Blogging Wages: How Low Will You Go?

We’re having an interesting discussion at the Performancing Hive forum today about wages. At Freelance Writing Jobs, it’s our policy not to post any gig paying below $10. As one employer pointed out though, a job paying $5 for a post might add up to $10 – $15 per hour if one can write a post in ten to fifteen minutes.  I can agree with that.

When deciding whether or not to accept a blogging wage, consider the following:

  • How much work is in involved in writing the post.
  • Will you be expected to research or interview?
  • Are you expected to bring in traffic and promote each post?

If you’re writing a post for fifteen minutes off the top of your head, $5 a pop might not be so terrible. If you’re expected to write a well researched piece and do a lot of heavy promotion to bring in traffic, $5 is a low wage.
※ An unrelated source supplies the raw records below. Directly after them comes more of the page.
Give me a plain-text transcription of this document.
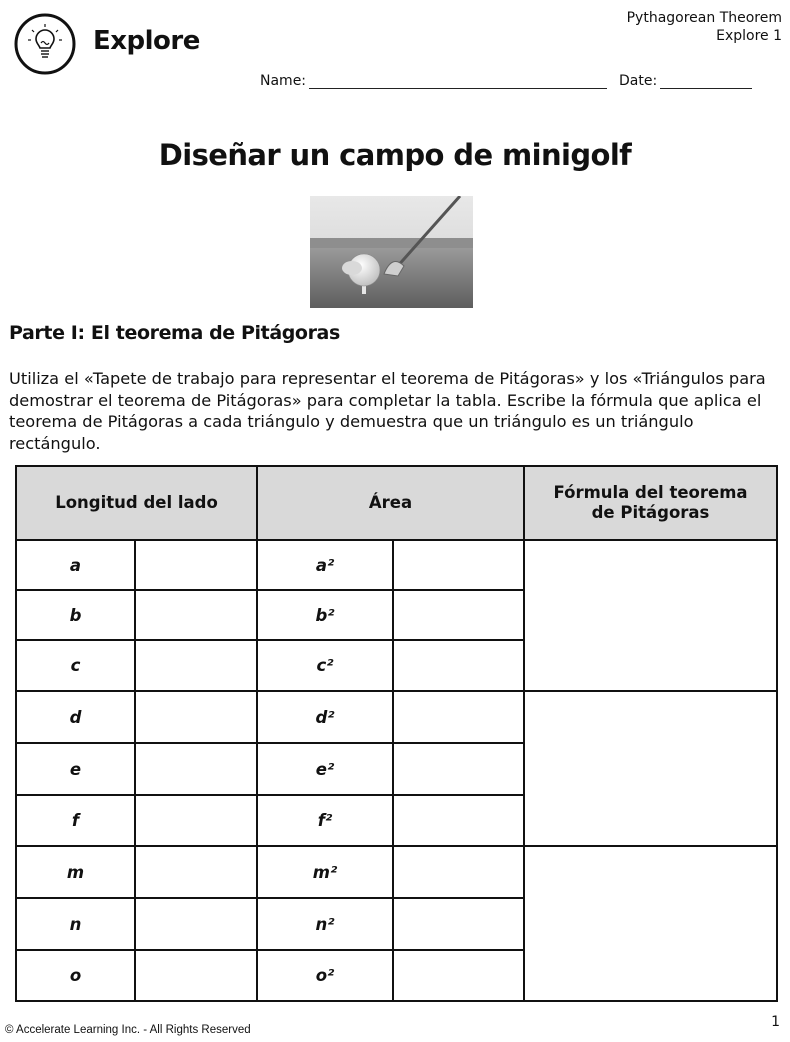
Explore
Pythagorean Theorem
Explore 1
Name:	Date:
Diseñar un campo de minigolf
Parte I: El teorema de Pitágoras

Utiliza el «Tapete de trabajo para representar el teorema de Pitágoras» y los «Triángulos para demostrar el teorema de Pitágoras» para completar la tabla. Escribe la fórmula que aplica el teorema de Pitágoras a cada triángulo y demuestra que un triángulo es un triángulo rectángulo.

Longitud del lado		Área		Fórmula del teorema de Pitágoras

a		a²		
b		b²		
c		c²		
d		d²		
e		e²		
f		f²		
m		m²		
n		n²		
o		o²		
© Accelerate Learning Inc. - All Rights Reserved	1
Remember, for most blogging gigs more than the actual writing is expected. Many bloggers are also required to build and interact with a community and bring in traffic. Perhaps an hour’s worth or more work for each post. If that’s the case, $5 doesn’t come close.

What do you think? How low will you go?

Comments

  1. The differences you describe are what makes me go for an hourly rate.
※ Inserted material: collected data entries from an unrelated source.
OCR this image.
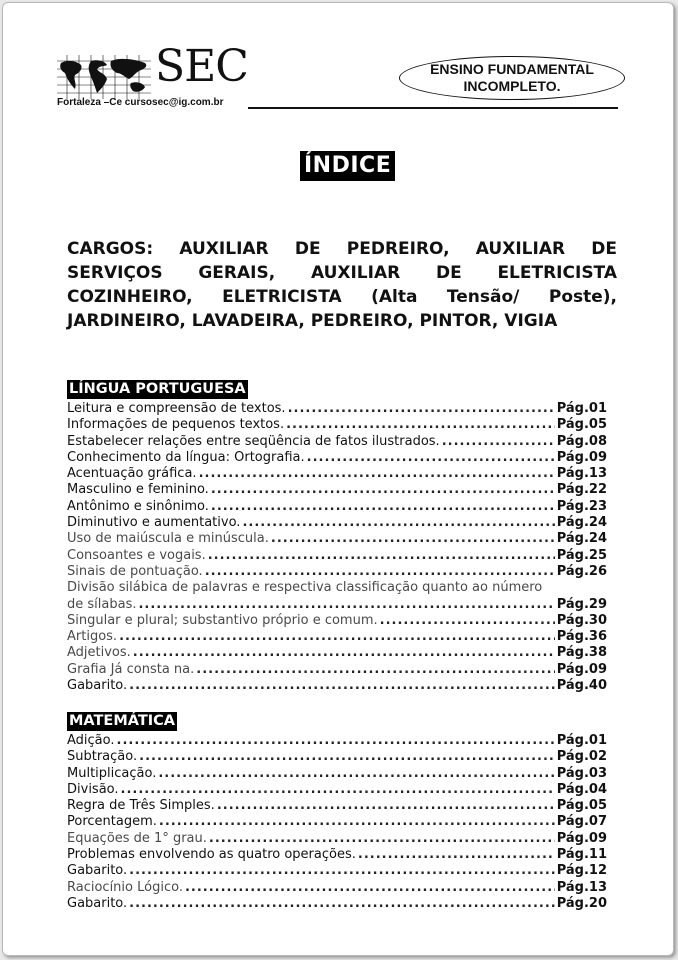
SEC
Fortaleza –Ce cursosec@ig.com.br
ENSINO FUNDAMENTAL
INCOMPLETO.
ÍNDICE
CARGOS: AUXILIAR DE PEDREIRO, AUXILIAR DE SERVIÇOS GERAIS, AUXILIAR DE ELETRICISTA COZINHEIRO, ELETRICISTA (Alta Tensão/ Poste), JARDINEIRO, LAVADEIRA, PEDREIRO, PINTOR, VIGIA
LÍNGUA PORTUGUESA
Leitura e compreensão de textos. .....	Pág.01
Informações de pequenos textos. .....	Pág.05
Estabelecer relações entre seqüência de fatos ilustrados. .....	Pág.08
Conhecimento da língua: Ortografia. .....	Pág.09
Acentuação gráfica. .....	Pág.13
Masculino e feminino. .....	Pág.22
Antônimo e sinônimo. .....	Pág.23
Diminutivo e aumentativo. .....	Pág.24
Uso de maiúscula e minúscula. .....	Pág.24
Consoantes e vogais. .....	Pág.25
Sinais de pontuação. .....	Pág.26
Divisão silábica de palavras e respectiva classificação quanto ao número
de sílabas. .....	Pág.29
Singular e plural; substantivo próprio e comum. .....	Pág.30
Artigos. .....	Pág.36
Adjetivos. .....	Pág.38
Grafia Já consta na. .....	Pág.09
Gabarito. .....	Pág.40
MATEMÁTICA
Adição. .....	Pág.01
Subtração. .....	Pág.02
Multiplicação. .....	Pág.03
Divisão. .....	Pág.04
Regra de Três Simples. .....	Pág.05
Porcentagem. .....	Pág.07
Equações de 1° grau. .....	Pág.09
Problemas envolvendo as quatro operações. .....	Pág.11
Gabarito. .....	Pág.12
Raciocínio Lógico. .....	Pág.13
Gabarito. .....	Pág.20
    There are many factors involved, but I’ve been blogging for pay for long enough, and for a wide enough variety of people, that I can predict fairly accurately how long things will take. That allows me to give clients a useful estimate, and to promise I won’t charge more even if it takes me longer than I predicted.
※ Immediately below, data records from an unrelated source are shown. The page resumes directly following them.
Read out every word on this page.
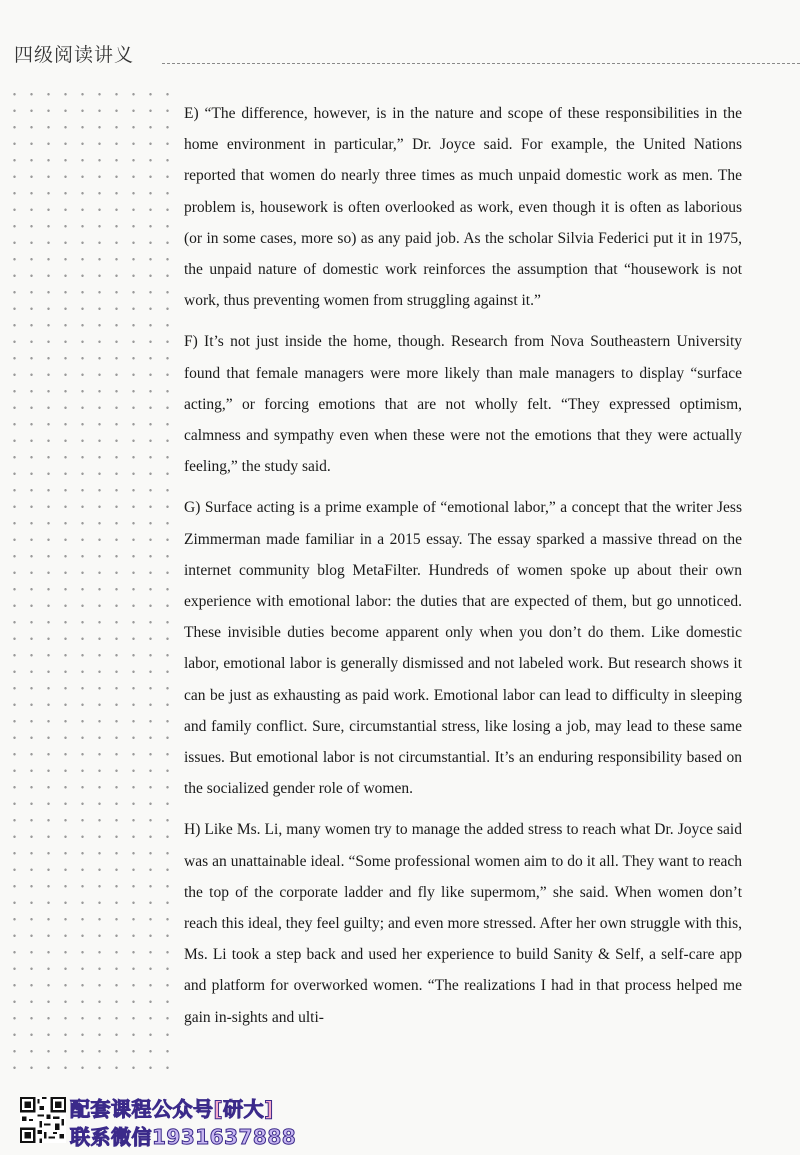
四级阅读讲义

E) “The difference, however, is in the nature and scope of these responsibilities in the home environment in particular,” Dr. Joyce said. For example, the United Nations reported that women do nearly three times as much unpaid domestic work as men. The problem is, housework is often overlooked as work, even though it is often as laborious (or in some cases, more so) as any paid job. As the scholar Silvia Federici put it in 1975, the unpaid nature of domestic work reinforces the assumption that “housework is not work, thus preventing women from struggling against it.”

F) It’s not just inside the home, though. Research from Nova Southeastern University found that female managers were more likely than male managers to display “surface acting,” or forcing emotions that are not wholly felt. “They expressed optimism, calmness and sympathy even when these were not the emotions that they were actually feeling,” the study said.

G) Surface acting is a prime example of “emotional labor,” a concept that the writer Jess Zimmerman made familiar in a 2015 essay. The essay sparked a massive thread on the internet community blog MetaFilter. Hundreds of women spoke up about their own experience with emotional labor: the duties that are expected of them, but go unnoticed. These invisible duties become apparent only when you don’t do them. Like domestic labor, emotional labor is generally dismissed and not labeled work. But research shows it can be just as exhausting as paid work. Emotional labor can lead to difficulty in sleeping and family conflict. Sure, circumstantial stress, like losing a job, may lead to these same issues. But emotional labor is not circumstantial. It’s an enduring responsibility based on the socialized gender role of women.

H) Like Ms. Li, many women try to manage the added stress to reach what Dr. Joyce said was an unattainable ideal. “Some professional women aim to do it all. They want to reach the top of the corporate ladder and fly like supermom,” she said. When women don’t reach this ideal, they feel guilty; and even more stressed. After her own struggle with this, Ms. Li took a step back and used her experience to build Sanity & Self, a self-care app and platform for overworked women. “The realizations I had in that process helped me gain in-sights and ulti-

配套课程公众号[研大]
联系微信1931637888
    A well-crafted, thoroughly researched post that will rank high for their keywords and bring in traffic for months to come? That’s two hours. A quick post to decorate a couple of links that are the real point of the thing? Fifteen minutes. I can also edit really cheap bloggers’ posts at a rate of about 10 per hour, and some clients prefer that arrangement as an economical way to get well-written posts.

    In all those cases, using an hourly rate instead of a per-blog rate lets me and the client feel comfortable.

    I used to do a monthly rate and work it out so that I earned the hourly rate I wanted, but that can lead to dissatisfaction — on my part or on the client’s.

    With that said, there are people who want good work at an unrealistically low rate. I don’t think we should encourage them. If professional content providers will insist on being paid a professional rate, we won’t have to consider working for $5.00 an hour — unless that’s a good wage where we happen to live.